The Adventure of the Petrol Station Anxiety

Sometimes I have a period where I go about my business considering myself to be a normal person but then something happens that is a bitter reality check. I'm dyspraxic and my brain doesn't function in the same way as most other people. 

This week is Dyspraxia Awareness Week and I always like to do my best to spread a little awareness. I spent my whole childhood and adolescence continually feeling different and inadequate before finally learning I have dyspraxia aged twenty-one. I'm still really annoyed that I was denied any support due to the ignorance of the world at large. If you look at a list of dyspraxic traits in children I ticked pretty much every box yet no-one had any clue whatsoever. Other neurodivergent conditions like autism, ADHD and dyslexia are fairly well understood by the general population and certainly are well understood in most educational environments (though there's still enormous room for improvement) but I feel that dyspraxia is still something of an unknown to the majority. 

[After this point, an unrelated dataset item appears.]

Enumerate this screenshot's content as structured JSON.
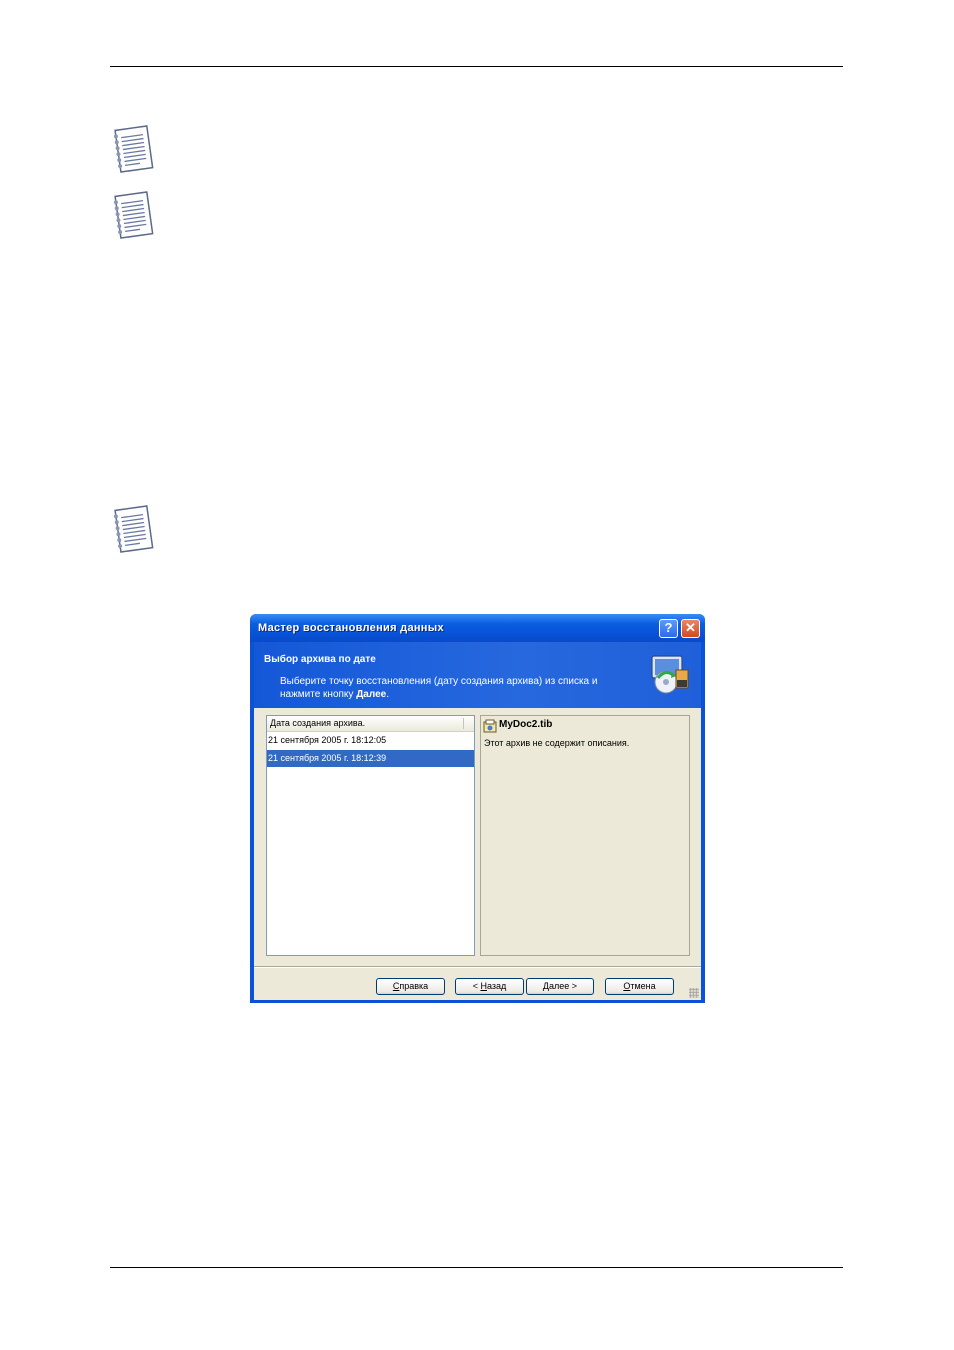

The other frustration is that dyspraxia is considered by many as a childhood condition, something that you will grow out of. That's a large factor in why the NHS won't diagnose dyspraxia in adults and it costs hundreds of pounds to get a diagnosis. This is of course nonsense. I still have the same brain I had as a child. Yes, it's improved and I have learned to cope with most things I found difficult but it still works in the same, flawed way. 

People who know a little about dyspraxia sometimes think it means you are really clumsy but it's not as simple as that. Dyspraxia is a neurological condition, i.e. it's caused by the way your brain works. The fundamental description of dyspraxia is that it's a processing disorder, that your brain struggles to process information. It's this that is the reason for clumsiness as well as plenty of other issues. 

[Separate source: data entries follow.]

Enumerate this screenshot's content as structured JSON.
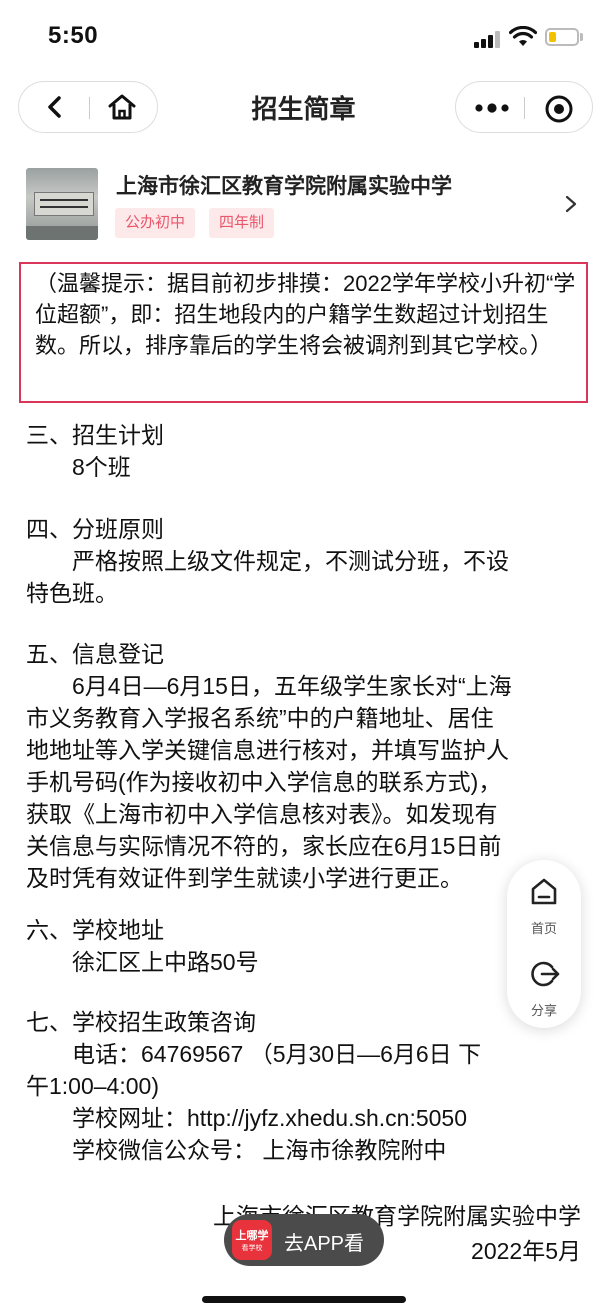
{
  "status_bar": {
    "time": "5:50"
  },
  "nav": {
    "title": "招生简章"
  },
  "school": {
    "name": "上海市徐汇区教育学院附属实验中学",
    "tags": [
      "公办初中",
      "四年制"
    ]
  },
  "notice": "（温馨提示：据目前初步排摸：2022学年学校小升初“学位超额”，即：招生地段内的户籍学生数超过计划招生数。所以，排序靠后的学生将会被调剂到其它学校。）",
  "sections": {
    "plan": {
      "heading": "三、招生计划",
      "lines": [
        "8个班"
      ]
    },
    "grouping": {
      "heading": "四、分班原则",
      "lines": [
        "严格按照上级文件规定，不测试分班，不设",
        "特色班。"
      ]
    },
    "registration": {
      "heading": "五、信息登记",
      "lines": [
        "6月4日—6月15日，五年级学生家长对“上海",
        "市义务教育入学报名系统”中的户籍地址、居住",
        "地地址等入学关键信息进行核对，并填写监护人",
        "手机号码(作为接收初中入学信息的联系方式)，",
        "获取《上海市初中入学信息核对表》。如发现有",
        "关信息与实际情况不符的，家长应在6月15日前",
        "及时凭有效证件到学生就读小学进行更正。"
      ]
    },
    "address": {
      "heading": "六、学校地址",
      "lines": [
        "徐汇区上中路50号"
      ]
    },
    "consult": {
      "heading": "七、学校招生政策咨询",
      "lines": [
        "电话：64769567 （5月30日—6月6日 下",
        "午1:00–4:00)",
        "学校网址：http://jyfz.xhedu.sh.cn:5050",
        "学校微信公众号： 上海市徐教院附中"
      ]
    }
  },
  "footer": {
    "org": "上海市徐汇区教育学院附属实验中学",
    "date": "2022年5月"
  },
  "float_panel": {
    "home_label": "首页",
    "share_label": "分享"
  },
  "go_app": {
    "logo_text": "上哪学",
    "logo_sub": "看学校",
    "label": "去APP看"
  },
  "colors": {
    "accent_red": "#d9365a",
    "tag_bg": "#fde9ea",
    "tag_text": "#e8576b"
  }
}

Let me tell you about a few recent occasions when I suddenly stopped feeling like a normal person. One involves the recent petrol panic buying that has been happening in the UK. It was during this that I suddenly realised that despite the fact that I have been driving for about seven years, I have only ever used two petrol stations in my life and mostly just use one. I know how to drive there, which pump to use, the way to the till and generally have a sense of familiarity which is very welcome to dyspraxics. 

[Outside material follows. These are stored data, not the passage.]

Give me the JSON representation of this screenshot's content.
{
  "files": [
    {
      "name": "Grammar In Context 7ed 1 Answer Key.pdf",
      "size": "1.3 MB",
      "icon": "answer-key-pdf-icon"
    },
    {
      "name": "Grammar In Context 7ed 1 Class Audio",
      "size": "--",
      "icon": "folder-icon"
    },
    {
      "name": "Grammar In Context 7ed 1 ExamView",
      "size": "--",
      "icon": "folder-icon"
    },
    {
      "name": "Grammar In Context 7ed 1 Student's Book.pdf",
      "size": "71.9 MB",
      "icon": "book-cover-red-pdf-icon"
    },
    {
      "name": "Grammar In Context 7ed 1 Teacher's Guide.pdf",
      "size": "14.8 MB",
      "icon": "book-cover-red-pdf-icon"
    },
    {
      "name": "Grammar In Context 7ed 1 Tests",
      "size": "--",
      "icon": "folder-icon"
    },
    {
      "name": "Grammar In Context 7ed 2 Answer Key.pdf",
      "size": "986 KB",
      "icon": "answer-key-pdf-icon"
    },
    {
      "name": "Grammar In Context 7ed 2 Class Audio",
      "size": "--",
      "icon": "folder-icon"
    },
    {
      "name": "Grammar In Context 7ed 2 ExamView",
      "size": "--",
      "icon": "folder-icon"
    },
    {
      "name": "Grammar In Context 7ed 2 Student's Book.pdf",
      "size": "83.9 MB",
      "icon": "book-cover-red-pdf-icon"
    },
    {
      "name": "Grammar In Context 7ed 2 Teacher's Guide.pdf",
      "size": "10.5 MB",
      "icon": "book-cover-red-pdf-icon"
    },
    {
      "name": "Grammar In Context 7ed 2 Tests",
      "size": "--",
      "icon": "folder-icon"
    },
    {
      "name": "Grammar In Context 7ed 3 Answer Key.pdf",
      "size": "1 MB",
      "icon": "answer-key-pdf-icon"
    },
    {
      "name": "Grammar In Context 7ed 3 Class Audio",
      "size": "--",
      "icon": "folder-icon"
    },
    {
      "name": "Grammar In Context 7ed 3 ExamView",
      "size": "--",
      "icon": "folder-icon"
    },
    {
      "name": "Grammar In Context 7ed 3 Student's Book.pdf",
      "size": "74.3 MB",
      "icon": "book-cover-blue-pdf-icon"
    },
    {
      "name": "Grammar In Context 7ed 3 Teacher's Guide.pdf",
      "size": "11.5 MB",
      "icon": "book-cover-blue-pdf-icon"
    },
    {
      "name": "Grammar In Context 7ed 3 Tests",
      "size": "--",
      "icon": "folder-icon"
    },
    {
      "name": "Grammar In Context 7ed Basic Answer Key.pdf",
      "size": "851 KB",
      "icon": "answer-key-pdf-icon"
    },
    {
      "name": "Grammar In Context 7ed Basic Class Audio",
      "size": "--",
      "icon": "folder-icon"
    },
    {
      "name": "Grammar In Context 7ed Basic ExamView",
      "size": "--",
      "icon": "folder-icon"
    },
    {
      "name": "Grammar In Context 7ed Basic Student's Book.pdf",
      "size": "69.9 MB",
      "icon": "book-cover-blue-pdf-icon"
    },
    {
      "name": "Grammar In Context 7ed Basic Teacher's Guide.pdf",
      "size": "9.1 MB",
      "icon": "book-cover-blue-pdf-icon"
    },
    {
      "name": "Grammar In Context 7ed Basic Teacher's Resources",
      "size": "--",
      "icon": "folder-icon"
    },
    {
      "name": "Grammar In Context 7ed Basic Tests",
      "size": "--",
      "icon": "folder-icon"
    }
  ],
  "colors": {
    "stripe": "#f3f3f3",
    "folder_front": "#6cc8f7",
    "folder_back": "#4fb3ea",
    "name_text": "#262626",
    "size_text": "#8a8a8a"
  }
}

The problem is that despite having moved twelve miles away nine months ago, I've still been using the same petrol station (I pop by when visiting my Mum and Dad's). But due to the panic buying situation I ended up in a position where I didn't have twelve miles worth of petrol and was forced to use a different petrol station. I felt hugely anxious going to one close to my flat that was unfamiliar, working out where the entrance was, which pump to use etc. I always find when anxiety rises I function less well and I found myself really struggling to screw the petrol cap back on again once I was full. Eventually I found my way to the till, paid and left and felt a wave of relief wash over me. 

A week later and I am once again acting like a normal person, doing my shopping at the local supermarket. Due to COVID there is now limited-room at the self service tills so I ended up putting a couple of my frozen items on top of the till instead of on the basket section. It was only when I arrived home and realised they were missed that I discovered that I'd left said items on the till. I hate the feeling of being disorganised and even worse realised I was probably seen by a member of staff that was nearby that must have thought I was a right moron. If he didn't notice then there would likely quickly have been a puddle of ice cream running over the till which I also felt bad about. 

One issue I am finding really frustrating lately is not being able to translate my thoughts into words. There have been recent occasions when I need to have a professional conversation or talk about something quite delicate and I just can't seem to get the words in my head to come out properly. It doesn't matter how many times I rehearse what I am going to say in my head, in person I stumble over my words like English isn't even my first language. It's even more frustrating to me that I can write the words down and come across as quite eloquent yet saying the words out loud is a real challenge.

Well hopefully this has succeeded in spreading a little awareness. If dyspraxia is new to you, perhaps I could ask you to spend five minutes reading some more on the Dyspraxia Foundation website? Thanks for reading and I'll be back with more soon.